Belo’s Law of of Attraction: The best attracts the best
This is my version of sour grapes and sweet lemon. If it is not attracted to me, then it is not the best for me. It is a better way of saying “If you do not make it then it’s not meant to be.” We often think that we are lacking something when we don’t get the job we want, the person we like, the school we want. It’s like this: If a guy/girl does not like you, don’t think you are not good enough. Instead, s/he is not good enough for you. Why do we have to find flaws in ourselves? Similarly, if a rejection letter comes in your door, do not grieve too much as if all your hopes and dreams lie on a single life event. It’s not just the best event that could have happened in your life.
Reuse, Reduce , Recycle
I have a lot of baggage but I learn to let go and run away from all the negative vibes. So what do we do with negative thoughts and feelings? We reuse, reduce, and recycle. Stage fright is negative but you can get your energy on stage out of it. Jog, box, exercise if these can take away bitterness. You burn calories when you burn negative thoughts. There are so many things you can get from a bad memory. You can convert it to life lesson.
“When I look back on my life, it’s not that I don’t want to see things exactly as they happened, it’s just that I prefer to remember them in an artistic way. And truthfully, the lie of it all is much more honest because I invented it. ” -Lady Gaga
Belo Principle for Beauty
If you think you’re pretty, thank God that you enjoy looking at your face. And if you think you are not pretty, cheer up. At least, you don’t attract people who are very superficial.
Have you experienced waking up in the morning and asking yourself, “Why am I still alive”?
I feel this way every Sunday morning, except mornings in my parents’ house.
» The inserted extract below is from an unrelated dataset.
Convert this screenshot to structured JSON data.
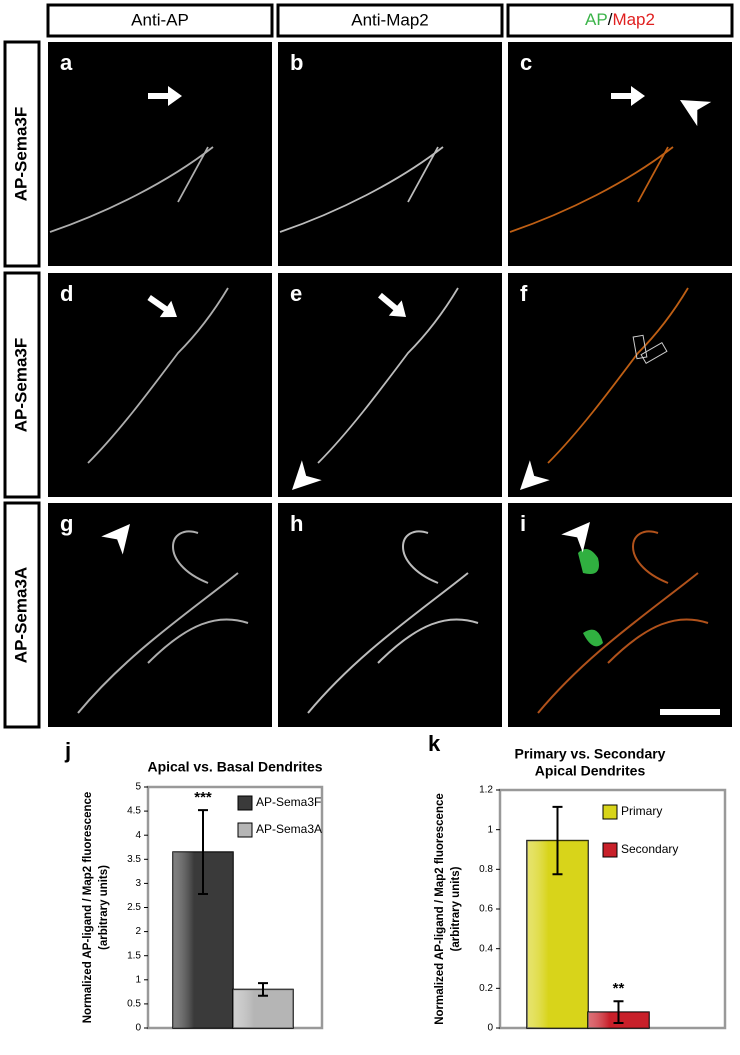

I wake up and ask silly questions on my head. Why do I work so hard? Why do I have to work? Why do I have to succeed?What is the measurement of success? On my efforts of improving my life, is it necessary? Why do I demand too much of myself? What are my plans? Do I really have to plan? What are my goals for? Why do I have to accomplish something? What is the end goal of everything I do? Why can’t I just be contented with love and simple life? Why do I want to make my life complicated? Am I happy?What is the measurement of happiness? Will this make me happy?
These random thoughts haunt me every Sunday morning. It’s like a session of Purpose Driven Life. It’s like a tiny Jacklyn shouting at my head , “There is something wrong. There is something missing.” I suddenly feel incomplete. I miss the comforts of my home. I miss my family. I miss waking up in a place where I know I am loved and cared for. I have lived all by myself for almost five years but I entertain the feeling of homesickness every Sunday morning. It’s not about being homesick. It is the feeling of uncertainty that causes unfathomable sorrow.
As weekdays go on, my life follows a must-to-do list. But it is during Sunday morning, that I wonder why I restlessly think of controlling my life. Like King Solomon, I share the same sentiment.“Yet when I surveyed all that my hands had done and what I had toiled to achieve, everything was meaningless, a chasing after the wind; nothing was gained under the sun.” Ecclesiastes 2:11
And here I am writing non-lucid thoughts hoping that I am not alone. Just a survey to comfort me, “Was there a time that you woke up and asked yourself, “Why are you still alive?”